I greatly appreciate the operationalization of Anusandhan NRF and the exclusive venture-fund for Space segment. More importantly, the 1-lakh crore financing pool to bolster private sector driven research and innovation at commercial scale will have a great impact in transitioning India towards a Product’s Nation in the long-term.
While the budget allocation for Defence Industry is in expected lines, creation of the Critical Minerals Mission and articulation of India’s strategy on Small Modular Nuclear Reactors will go a long way in bolstering the AatmaNirbhar Bharat agenda.
We are all greatly inspired by the vision for a Viksit Bharat by 2047 and I am confident that these initiatives collectively signal a robust blueprint for India’s progressive, integrated and inclusive development.”
Gautam Hari Singhania, Chairman and Managing Director, Raymond.
“The investments in the nine priority sectors announced in the Budget is a testimony of Government’s commitment to the nation’s progress and would boost the country’s overall economy and business sentiments. The Government’s focus on the overall macro-economic progress of the country such as planning to bring down fiscal deficit to 4.5% of the GDP by next year, decreasing basic customs duties across industries, bringing in new tax regime and is praiseworthy and aim to promote rapid and balanced economic growth and efficient resource allocation.”
Gautam Hari Singhania, Chairman and Managing Director, Raymond Group.

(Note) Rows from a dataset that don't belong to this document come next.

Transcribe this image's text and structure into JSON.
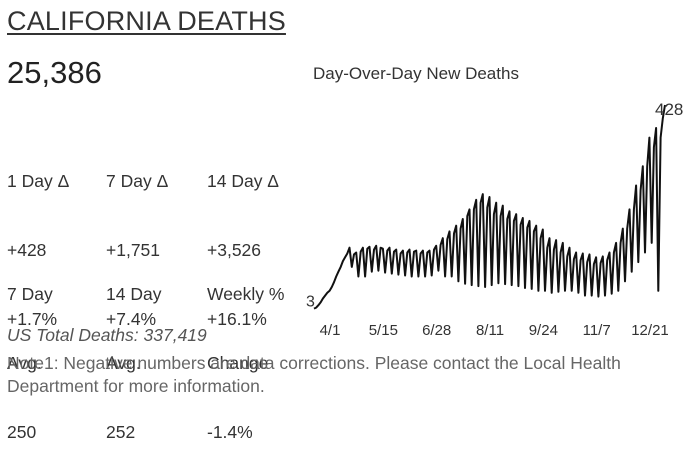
{
  "header": {
    "title": "CALIFORNIA DEATHS",
    "total": "25,386"
  },
  "stats_row1": [
    {
      "label": "1 Day Δ",
      "count": "+428",
      "pct": "+1.7%"
    },
    {
      "label": "7 Day Δ",
      "count": "+1,751",
      "pct": "+7.4%"
    },
    {
      "label": "14 Day Δ",
      "count": "+3,526",
      "pct": "+16.1%"
    }
  ],
  "stats_row2": [
    {
      "line1": "7 Day",
      "line2": "Avg.",
      "value": "250"
    },
    {
      "line1": "14 Day",
      "line2": "Avg.",
      "value": "252"
    },
    {
      "line1": "Weekly %",
      "line2": "Change",
      "value": "-1.4%"
    }
  ],
  "us_total": "US Total Deaths: 337,419",
  "note": "Note1: Negative numbers are data corrections. Please contact the Local Health Department for more information.",
  "chart_data": {
    "type": "line",
    "title": "Day-Over-Day New Deaths",
    "x_ticks": [
      "4/1",
      "5/15",
      "6/28",
      "8/11",
      "9/24",
      "11/7",
      "12/21"
    ],
    "start_label": "3",
    "end_label": "428",
    "series": [
      {
        "values": [
          3,
          5,
          10,
          16,
          24,
          30,
          36,
          40,
          48,
          58,
          70,
          80,
          90,
          102,
          110,
          118,
          130,
          90,
          116,
          120,
          70,
          122,
          130,
          70,
          128,
          132,
          80,
          126,
          134,
          82,
          130,
          128,
          78,
          124,
          130,
          76,
          122,
          126,
          74,
          118,
          124,
          72,
          120,
          126,
          70,
          122,
          124,
          70,
          118,
          124,
          70,
          120,
          124,
          72,
          126,
          134,
          82,
          136,
          150,
          70,
          148,
          164,
          70,
          160,
          176,
          60,
          170,
          190,
          55,
          196,
          210,
          52,
          210,
          230,
          50,
          224,
          242,
          48,
          214,
          236,
          52,
          200,
          224,
          56,
          196,
          218,
          54,
          190,
          206,
          52,
          186,
          200,
          50,
          178,
          192,
          46,
          172,
          186,
          44,
          164,
          176,
          40,
          150,
          168,
          40,
          130,
          150,
          36,
          126,
          146,
          38,
          120,
          140,
          40,
          112,
          130,
          40,
          106,
          120,
          36,
          104,
          118,
          30,
          100,
          116,
          30,
          96,
          110,
          28,
          98,
          112,
          30,
          104,
          120,
          34,
          120,
          140,
          40,
          140,
          170,
          60,
          170,
          210,
          80,
          210,
          260,
          100,
          250,
          300,
          120,
          300,
          360,
          140,
          340,
          380,
          40,
          360,
          400,
          428
        ]
      }
    ]
  }
}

“On the measures on the real estate front, which include an increase in deduction limit for home loans, builders being given the option to pay GST at a concessional rate and the push for affordable and middle-income housing, under the PM Awas Yojana Urban 2.0 would enhance affordability for homebuyers. These would also provide an increase in momentum for housing demand, apart from encouraging developers to focus on affordable housing projects.”

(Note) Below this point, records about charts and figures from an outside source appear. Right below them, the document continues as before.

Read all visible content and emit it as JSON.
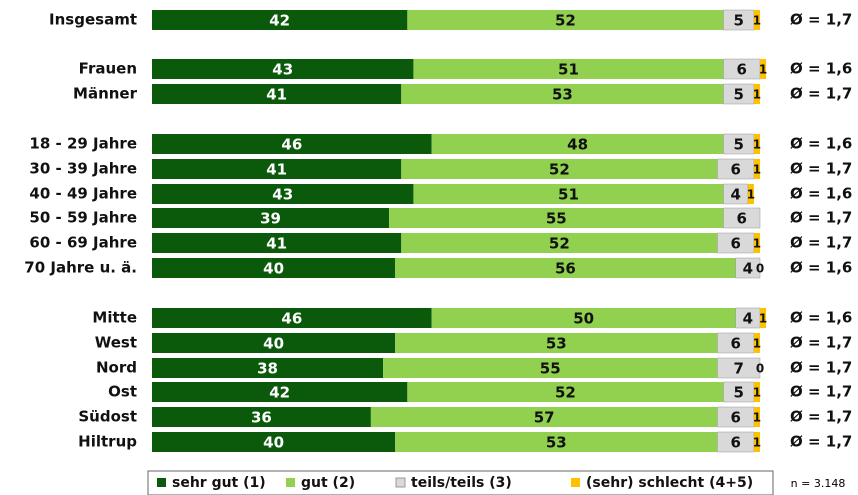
{
  "chart_data": {
    "type": "stacked_bar_horizontal",
    "categories": [
      "Insgesamt",
      "Frauen",
      "Männer",
      "18 - 29 Jahre",
      "30 - 39 Jahre",
      "40 - 49 Jahre",
      "50 - 59 Jahre",
      "60 - 69 Jahre",
      "70 Jahre u. ä.",
      "Mitte",
      "West",
      "Nord",
      "Ost",
      "Südost",
      "Hiltrup"
    ],
    "xlim": [
      0,
      100
    ],
    "series": [
      {
        "name": "sehr gut (1)",
        "color": "#0b5a0b",
        "values": [
          42,
          43,
          41,
          46,
          41,
          43,
          39,
          41,
          40,
          46,
          40,
          38,
          42,
          36,
          40
        ]
      },
      {
        "name": "gut (2)",
        "color": "#92d050",
        "values": [
          52,
          51,
          53,
          48,
          52,
          51,
          55,
          52,
          56,
          50,
          53,
          55,
          52,
          57,
          53
        ]
      },
      {
        "name": "teils/teils (3)",
        "color": "#d9d9d9",
        "values": [
          5,
          6,
          5,
          5,
          6,
          4,
          6,
          6,
          4,
          4,
          6,
          7,
          5,
          6,
          6
        ]
      },
      {
        "name": "(sehr) schlecht (4+5)",
        "color": "#ffc000",
        "values": [
          1,
          1,
          1,
          1,
          1,
          1,
          0,
          1,
          0,
          1,
          1,
          0,
          1,
          1,
          1
        ],
        "value_labels": [
          "1",
          "1",
          "1",
          "1",
          "1",
          "1",
          null,
          "1",
          "0",
          "1",
          "1",
          "0",
          "1",
          "1",
          "1"
        ]
      }
    ],
    "averages": [
      "Ø = 1,7",
      "Ø = 1,6",
      "Ø = 1,7",
      "Ø = 1,6",
      "Ø = 1,7",
      "Ø = 1,6",
      "Ø = 1,7",
      "Ø = 1,7",
      "Ø = 1,6",
      "Ø = 1,6",
      "Ø = 1,7",
      "Ø = 1,7",
      "Ø = 1,7",
      "Ø = 1,7",
      "Ø = 1,7"
    ],
    "note": "n = 3.148"
  }
}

Anil Agarwal, Chairman, Vedanta Ltd. on the Union Budget 2024-25
“The focus on job creation with three innovative employment-linked schemes is timely. The abolition of angel tax will give a big boost to our startups and young entrepreneurs who are the job creators of the future. The commitment to speed up IBC resolution will lead to 12000 businesses restarting operations and many more jobs. I am also delighted to see the announcement related to Critical Minerals Mission. India must explore, mine and process these metals of the future domestically.”